In theory, they could. In practice, I would be shocked. As an example, Rust's memory safety rules are fundamentally built on top of generics, which C does not have. So in order to copy what Rust does, they'd need to do that first, and that's a massive change to the language.

C++ does have generics already (well templates, but you know) and so it'd be an easier lift there, but it's still a lot of work. https://safecpp.org/draft.html explains how this would be possible.

> Could C add a borrow checker

As I understand it, doing it while maintaining compatibility with old code is not possible. You'd have to add new required syntax for annotations and such.

Not really possible, I think. C is a language that's basically built on memory aliasing and pointer arithmetic: every variable is represented as a location in memory, but there is no guarantee that each memory location is only represented once (there can be many variables pointing to the same memory address). The Rust borrow checker needs pretty much the opposite guarantee: every declared variable has full control over its memory location, and if two pieces of code need to share memory there needs to be an explicit protocol for delegating access.

And it's not like pointers are a rare occurrence in C. This mechanism is used pretty much everywhere: accessing array values, parameter pass-by-reference, function output parameters, string manipulation. There's no concept of function purity either, so no way to guarantee in the function definition that a function cannot outstep its bounds. Sure, there are certain safe coding conventions and rules about what you can or cannot do in a C program, but fundamentally proving that a certain memory location is only accessed through a certain variable is only possible by just running the program exhaustively -- or by confining yourself to a subset of C.

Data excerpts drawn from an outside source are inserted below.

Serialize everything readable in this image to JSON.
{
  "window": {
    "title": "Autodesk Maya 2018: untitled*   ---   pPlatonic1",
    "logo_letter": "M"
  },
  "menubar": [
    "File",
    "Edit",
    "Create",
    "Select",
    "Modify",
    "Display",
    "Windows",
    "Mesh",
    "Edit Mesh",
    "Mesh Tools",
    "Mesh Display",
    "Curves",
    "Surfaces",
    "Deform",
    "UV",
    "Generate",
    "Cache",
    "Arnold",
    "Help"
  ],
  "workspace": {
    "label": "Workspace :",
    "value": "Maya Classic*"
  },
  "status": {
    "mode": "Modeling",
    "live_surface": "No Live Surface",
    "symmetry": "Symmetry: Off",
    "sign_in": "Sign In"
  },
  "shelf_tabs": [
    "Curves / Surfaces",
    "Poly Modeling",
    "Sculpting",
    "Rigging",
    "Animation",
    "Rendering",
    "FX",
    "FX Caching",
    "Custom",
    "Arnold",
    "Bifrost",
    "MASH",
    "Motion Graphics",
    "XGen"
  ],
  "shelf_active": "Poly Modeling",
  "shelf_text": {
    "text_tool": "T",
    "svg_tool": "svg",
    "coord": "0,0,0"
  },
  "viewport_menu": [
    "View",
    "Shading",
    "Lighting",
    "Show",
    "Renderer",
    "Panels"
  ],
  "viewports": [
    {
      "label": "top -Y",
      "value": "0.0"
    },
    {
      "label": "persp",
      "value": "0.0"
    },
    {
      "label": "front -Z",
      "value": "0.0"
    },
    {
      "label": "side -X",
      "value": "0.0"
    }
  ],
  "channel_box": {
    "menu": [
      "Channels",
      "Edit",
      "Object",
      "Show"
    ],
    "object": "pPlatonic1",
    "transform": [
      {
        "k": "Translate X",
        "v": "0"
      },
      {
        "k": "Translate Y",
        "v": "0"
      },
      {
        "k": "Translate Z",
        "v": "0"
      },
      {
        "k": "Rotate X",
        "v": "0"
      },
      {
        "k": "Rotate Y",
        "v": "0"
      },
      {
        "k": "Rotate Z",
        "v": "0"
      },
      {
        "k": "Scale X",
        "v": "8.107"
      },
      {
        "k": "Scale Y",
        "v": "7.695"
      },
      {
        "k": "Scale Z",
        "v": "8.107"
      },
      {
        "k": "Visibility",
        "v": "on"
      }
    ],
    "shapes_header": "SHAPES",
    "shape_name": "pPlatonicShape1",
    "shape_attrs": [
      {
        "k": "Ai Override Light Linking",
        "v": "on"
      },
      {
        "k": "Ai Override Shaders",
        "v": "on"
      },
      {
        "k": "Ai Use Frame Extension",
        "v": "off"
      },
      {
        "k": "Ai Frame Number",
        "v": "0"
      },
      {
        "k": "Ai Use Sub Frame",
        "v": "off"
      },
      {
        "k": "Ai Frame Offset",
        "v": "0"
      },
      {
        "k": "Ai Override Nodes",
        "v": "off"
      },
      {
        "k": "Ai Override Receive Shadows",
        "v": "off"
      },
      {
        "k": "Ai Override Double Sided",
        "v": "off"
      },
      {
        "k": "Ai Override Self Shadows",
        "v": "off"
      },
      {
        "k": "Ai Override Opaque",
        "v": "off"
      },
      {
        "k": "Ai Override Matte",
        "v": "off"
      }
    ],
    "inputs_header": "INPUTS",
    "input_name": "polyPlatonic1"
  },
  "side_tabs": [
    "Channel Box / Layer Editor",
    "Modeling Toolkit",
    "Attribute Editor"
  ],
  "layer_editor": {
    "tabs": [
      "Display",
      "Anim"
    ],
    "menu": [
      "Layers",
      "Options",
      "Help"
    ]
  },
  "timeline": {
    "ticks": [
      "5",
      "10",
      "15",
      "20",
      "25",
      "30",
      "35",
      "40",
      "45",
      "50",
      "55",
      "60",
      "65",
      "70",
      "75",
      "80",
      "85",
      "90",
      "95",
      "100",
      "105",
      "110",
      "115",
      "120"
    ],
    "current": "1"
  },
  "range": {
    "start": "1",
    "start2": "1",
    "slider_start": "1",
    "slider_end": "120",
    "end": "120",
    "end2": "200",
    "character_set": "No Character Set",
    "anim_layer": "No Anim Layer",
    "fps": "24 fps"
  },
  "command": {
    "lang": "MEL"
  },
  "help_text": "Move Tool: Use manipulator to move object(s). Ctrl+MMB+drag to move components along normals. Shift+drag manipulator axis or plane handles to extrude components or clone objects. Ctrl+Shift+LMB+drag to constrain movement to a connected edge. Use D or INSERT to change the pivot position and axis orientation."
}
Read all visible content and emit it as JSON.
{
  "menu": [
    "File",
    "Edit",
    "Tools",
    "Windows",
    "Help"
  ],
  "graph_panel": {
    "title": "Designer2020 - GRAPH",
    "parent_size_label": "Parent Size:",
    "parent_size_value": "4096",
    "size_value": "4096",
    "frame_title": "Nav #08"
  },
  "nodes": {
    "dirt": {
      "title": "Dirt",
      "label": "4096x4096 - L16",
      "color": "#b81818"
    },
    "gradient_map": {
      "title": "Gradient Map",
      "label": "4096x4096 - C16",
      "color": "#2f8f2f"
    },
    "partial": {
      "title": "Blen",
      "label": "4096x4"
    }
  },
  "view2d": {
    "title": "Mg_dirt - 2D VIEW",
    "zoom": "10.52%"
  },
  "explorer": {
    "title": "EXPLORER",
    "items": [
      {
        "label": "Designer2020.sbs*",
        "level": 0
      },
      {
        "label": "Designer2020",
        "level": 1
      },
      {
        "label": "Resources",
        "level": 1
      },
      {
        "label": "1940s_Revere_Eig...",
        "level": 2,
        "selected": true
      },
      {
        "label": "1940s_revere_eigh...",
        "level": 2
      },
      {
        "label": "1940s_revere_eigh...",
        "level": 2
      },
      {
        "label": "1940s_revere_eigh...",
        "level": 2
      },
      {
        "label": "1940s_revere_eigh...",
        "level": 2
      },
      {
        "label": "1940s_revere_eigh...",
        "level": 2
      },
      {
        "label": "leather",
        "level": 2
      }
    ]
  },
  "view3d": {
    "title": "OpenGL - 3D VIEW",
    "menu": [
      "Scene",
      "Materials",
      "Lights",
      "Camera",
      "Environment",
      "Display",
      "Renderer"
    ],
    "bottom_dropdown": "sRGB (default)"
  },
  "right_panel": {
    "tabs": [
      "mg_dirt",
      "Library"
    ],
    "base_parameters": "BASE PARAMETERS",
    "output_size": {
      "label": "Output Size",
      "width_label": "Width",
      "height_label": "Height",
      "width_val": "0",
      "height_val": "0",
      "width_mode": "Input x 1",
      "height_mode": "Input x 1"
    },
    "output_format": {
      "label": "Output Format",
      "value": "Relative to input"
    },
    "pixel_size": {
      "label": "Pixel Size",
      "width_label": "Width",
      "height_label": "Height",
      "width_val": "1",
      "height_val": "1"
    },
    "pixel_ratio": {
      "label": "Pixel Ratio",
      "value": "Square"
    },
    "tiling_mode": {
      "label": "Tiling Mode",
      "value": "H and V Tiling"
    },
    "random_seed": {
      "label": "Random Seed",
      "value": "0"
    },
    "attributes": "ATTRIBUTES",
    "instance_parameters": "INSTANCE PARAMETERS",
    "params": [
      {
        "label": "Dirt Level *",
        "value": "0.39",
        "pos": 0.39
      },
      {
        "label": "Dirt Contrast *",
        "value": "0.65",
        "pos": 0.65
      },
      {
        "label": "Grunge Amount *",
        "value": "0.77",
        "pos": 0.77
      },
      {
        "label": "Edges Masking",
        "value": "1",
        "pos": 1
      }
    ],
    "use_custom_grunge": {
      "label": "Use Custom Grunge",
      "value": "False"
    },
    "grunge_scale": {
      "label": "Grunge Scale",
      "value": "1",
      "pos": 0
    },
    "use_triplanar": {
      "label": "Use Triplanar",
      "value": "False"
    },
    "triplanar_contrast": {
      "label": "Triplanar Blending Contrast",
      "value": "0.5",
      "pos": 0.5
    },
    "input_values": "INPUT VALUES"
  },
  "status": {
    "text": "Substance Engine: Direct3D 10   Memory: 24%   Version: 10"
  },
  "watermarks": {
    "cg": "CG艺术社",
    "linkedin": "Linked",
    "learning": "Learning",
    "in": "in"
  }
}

But when you only allow a subset of C, it's no longer "C with a borrow checker", especially given the ubiquitous use of pointers for standard language features. It quickly becomes "we hobbled C because we need more guarantees". To take a quote from the D manual [0], to guarantee memory safety you need to disallow:

  - Casts that break the type system.
  - Modification of pointer values.
  - Taking the address of a local variable or function parameter.
[0] https://dlang.org/spec/memory-safe-d.html
> C is a language that's basically built on memory aliasing

Additionally, C does actually have aliasing rules, but many projects, including the kernel, turn them off. Linus in particular does not think they're worthwhile.

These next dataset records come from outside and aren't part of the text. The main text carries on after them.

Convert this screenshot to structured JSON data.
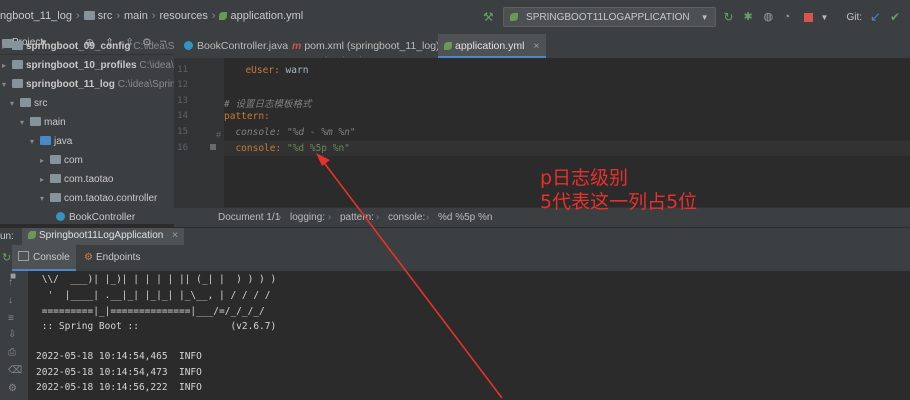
{
  "breadcrumb": [
    "ngboot_11_log",
    "src",
    "main",
    "resources",
    "application.yml"
  ],
  "run_config": "SPRINGBOOT11LOGAPPLICATION",
  "git_label": "Git:",
  "project": {
    "title": "Project",
    "rows": [
      {
        "name": "springboot_09_config",
        "path": "C:\\idea\\SpringBo"
      },
      {
        "name": "springboot_10_profiles",
        "path": "C:\\idea\\SpringB"
      },
      {
        "name": "springboot_11_log",
        "path": "C:\\idea\\SpringBoot\\"
      },
      {
        "name": "src",
        "path": ""
      },
      {
        "name": "main",
        "path": ""
      },
      {
        "name": "java",
        "path": ""
      },
      {
        "name": "com",
        "path": ""
      },
      {
        "name": "com.taotao",
        "path": ""
      },
      {
        "name": "com.taotao.controller",
        "path": ""
      },
      {
        "name": "BookController",
        "path": ""
      }
    ]
  },
  "tabs": [
    {
      "label": "BookController.java"
    },
    {
      "label": "pom.xml (springboot_11_log)"
    },
    {
      "label": "application.yml"
    }
  ],
  "editor": {
    "line_numbers": [
      "11",
      "12",
      "13",
      "14",
      "15",
      "16"
    ],
    "lines": {
      "l11_key": "eUser",
      "l11_val": "warn",
      "l13_comment": "# 设置日志模板格式",
      "l14_key": "pattern",
      "l15_key": "console",
      "l15_val": "\"%d - %m %n\"",
      "l16_key": "console",
      "l16_val": "\"%d %5p %n\""
    }
  },
  "statusbar": [
    "Document 1/1",
    "logging:",
    "pattern:",
    "console:",
    "%d %5p %n"
  ],
  "annotation": {
    "line1": "p日志级别",
    "line2": "5代表这一列占5位",
    "color": "#e8302c"
  },
  "run": {
    "label": "un:",
    "app_tab": "Springboot11LogApplication",
    "console_tab": "Console",
    "endpoints_tab": "Endpoints"
  },
  "console_lines": [
    " \\\\/  ___)| |_)| | | | | || (_| |  ) ) ) )",
    "  '  |____| .__|_| |_|_| |_\\__, | / / / /",
    " =========|_|==============|___/=/_/_/_/",
    " :: Spring Boot ::                (v2.6.7)",
    "",
    "2022-05-18 10:14:54,465  INFO",
    "2022-05-18 10:14:54,473  INFO",
    "2022-05-18 10:14:56,222  INFO"
  ]
}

These rules are different than Rust's, Rust also rejected these particular rules.

> To take a quote from the D manual [0], to guarantee memory safety you need to disallow

Just to be clear, this is the list for D, not in general. Rust is fine with you taking the address of a local variable or function parameter.

> C does actually have aliasing rules

If you're referring to e.g. gcc's -f[no-]strict-aliasing option, then that's more about type compatibility than about limiting the scope of memory aliasing in general. If you mean something else, I'm interested to hear more.

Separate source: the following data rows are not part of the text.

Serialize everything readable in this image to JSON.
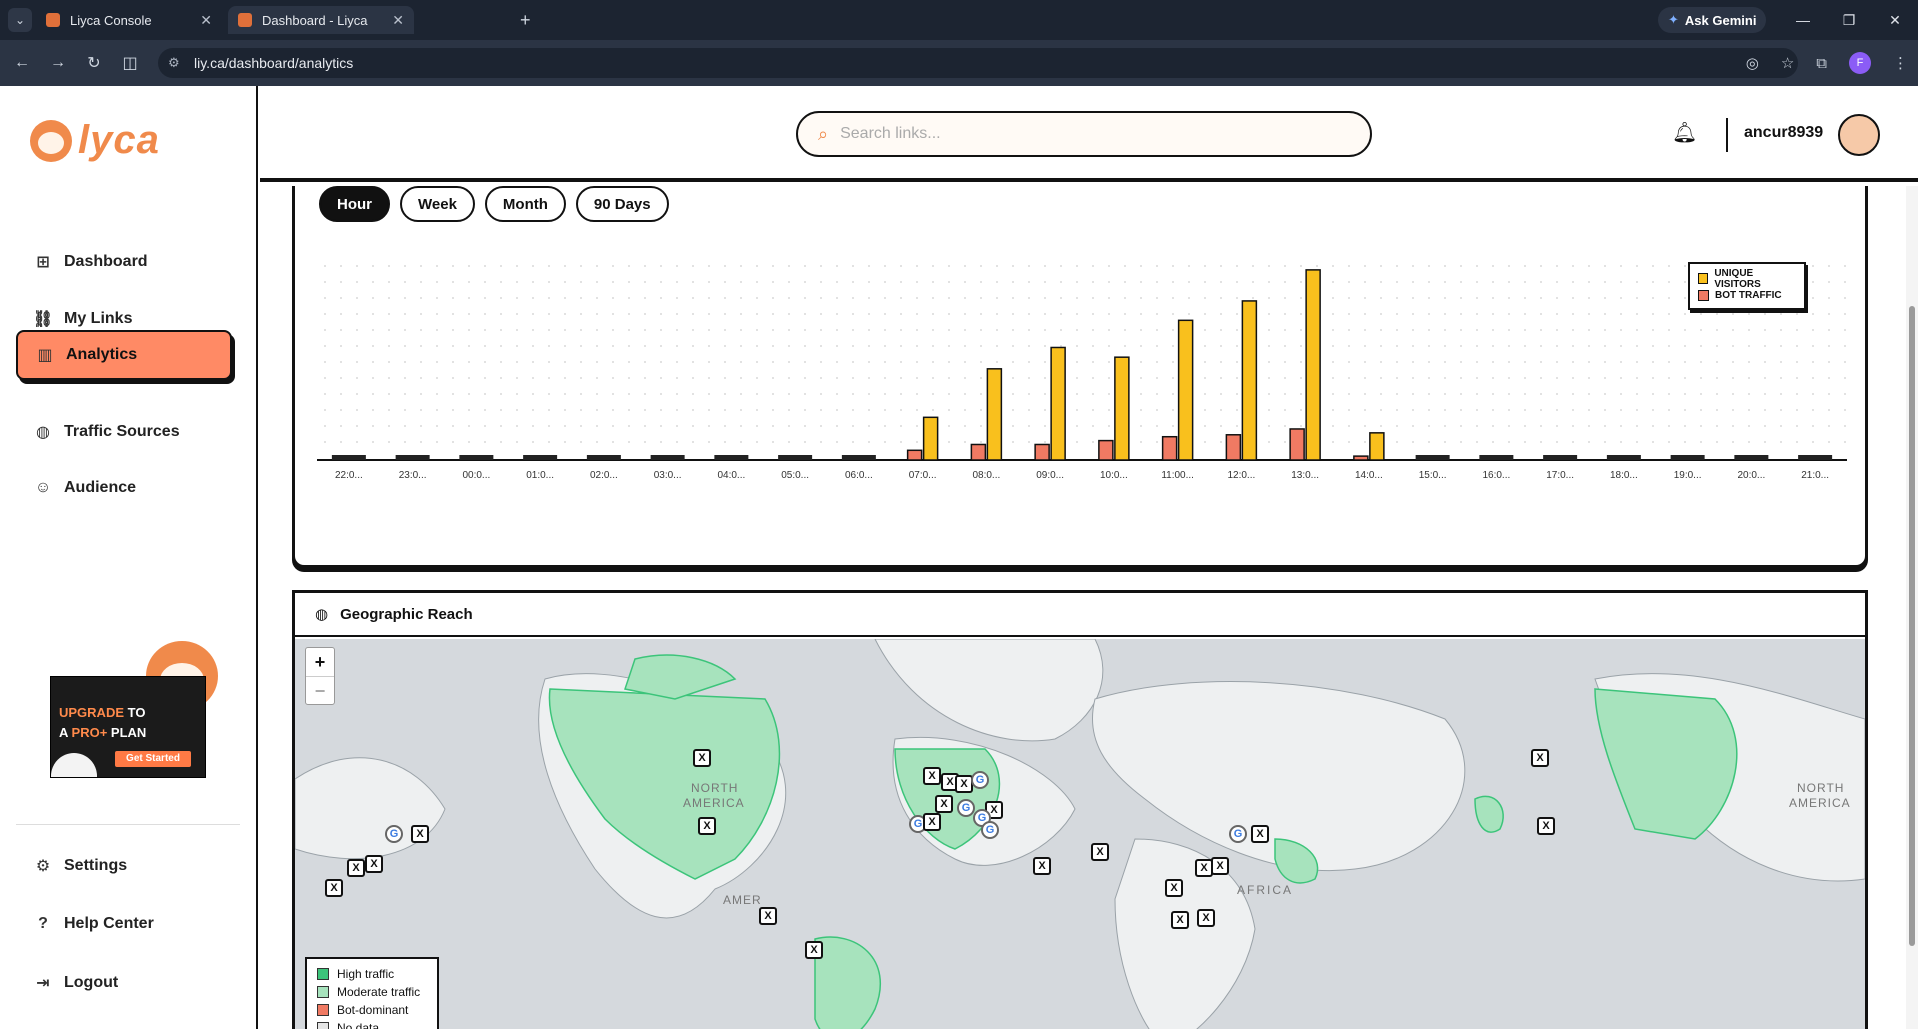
{
  "browser": {
    "tabs": [
      {
        "title": "Liyca Console"
      },
      {
        "title": "Dashboard - Liyca"
      }
    ],
    "url": "liy.ca/dashboard/analytics",
    "ask_gemini": "Ask Gemini",
    "profile_initial": "F"
  },
  "sidebar": {
    "logo_text": "lyca",
    "items": [
      {
        "label": "Dashboard",
        "icon": "grid-icon"
      },
      {
        "label": "My Links",
        "icon": "link-icon"
      },
      {
        "label": "Analytics",
        "icon": "bar-chart-icon",
        "active": true
      },
      {
        "label": "Traffic Sources",
        "icon": "globe-icon"
      },
      {
        "label": "Audience",
        "icon": "users-icon"
      }
    ],
    "promo": {
      "line1_a": "UPGRADE",
      "line1_b": " TO",
      "line2_a": "A ",
      "line2_b": "PRO+",
      "line2_c": " PLAN",
      "cta": "Get Started"
    },
    "bottom_items": [
      {
        "label": "Settings",
        "icon": "gear-icon"
      },
      {
        "label": "Help Center",
        "icon": "help-icon"
      },
      {
        "label": "Logout",
        "icon": "logout-icon"
      }
    ]
  },
  "topbar": {
    "search_placeholder": "Search links...",
    "username": "ancur8939"
  },
  "periods": [
    "Hour",
    "Week",
    "Month",
    "90 Days"
  ],
  "active_period": "Hour",
  "colors": {
    "unique": "#f9c01d",
    "bot": "#f07a63",
    "accent": "#ff8a65",
    "high": "#3cc47a",
    "moderate": "#a7e3bd"
  },
  "chart_data": {
    "type": "bar",
    "categories": [
      "22:0...",
      "23:0...",
      "00:0...",
      "01:0...",
      "02:0...",
      "03:0...",
      "04:0...",
      "05:0...",
      "06:0...",
      "07:0...",
      "08:0...",
      "09:0...",
      "10:0...",
      "11:00...",
      "12:0...",
      "13:0...",
      "14:0...",
      "15:0...",
      "16:0...",
      "17:0...",
      "18:0...",
      "19:0...",
      "20:0...",
      "21:0..."
    ],
    "series": [
      {
        "name": "UNIQUE VISITORS",
        "values": [
          0,
          0,
          0,
          0,
          0,
          0,
          0,
          0,
          0,
          22,
          47,
          58,
          53,
          72,
          82,
          98,
          14,
          0,
          0,
          0,
          0,
          0,
          0,
          0
        ]
      },
      {
        "name": "BOT TRAFFIC",
        "values": [
          0,
          0,
          0,
          0,
          0,
          0,
          0,
          0,
          0,
          5,
          8,
          8,
          10,
          12,
          13,
          16,
          2,
          0,
          0,
          0,
          0,
          0,
          0,
          0
        ]
      }
    ],
    "ylim": [
      0,
      100
    ],
    "grid": "dotted",
    "legend": "top-right"
  },
  "geo": {
    "title": "Geographic Reach",
    "zoom_in": "+",
    "zoom_out": "−",
    "region_labels": [
      "NORTH",
      "AMERICA",
      "NORTH",
      "AMERICA",
      "AFRICA",
      "AMER"
    ],
    "legend": [
      {
        "label": "High traffic",
        "color": "#3cc47a"
      },
      {
        "label": "Moderate traffic",
        "color": "#a7e3bd"
      },
      {
        "label": "Bot-dominant",
        "color": "#f07a63"
      },
      {
        "label": "No data",
        "color": "#e5e5e5"
      }
    ]
  }
}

> this is the list for D, not in general

Yes, I know. But it's the first authoritative source I could think of on memory safety in C-like languages. I don't think the list is wrong for C proper, just probably not exhaustive.

> Rust is fine with you taking the address of a local variable

Yes! But circling back to the earlier point: in Rust you can do this specifically because the language has well-defined lifetime semantics on variables and ownership. And as such, Rust can guarantee that a) a pointer to a memory location does not outlive the scope of the memory allocation itself, and b) when two variables/pointers refer to the same memory location, there is a compiler-enforced protocol for accessing and mutating that memory.

> then that's more about type compatilibity than about limiting the scope of memory aliasing in general.

It's about limiting the ability of pointers to alias. The C standard even has this parenthetical:

> The intent of this list is to specify those circumstances in which an object can or cannot be aliased.

You are correct that it's a pretty narrow set of rules. There are only six items on that list. But it's still an aliasing rule.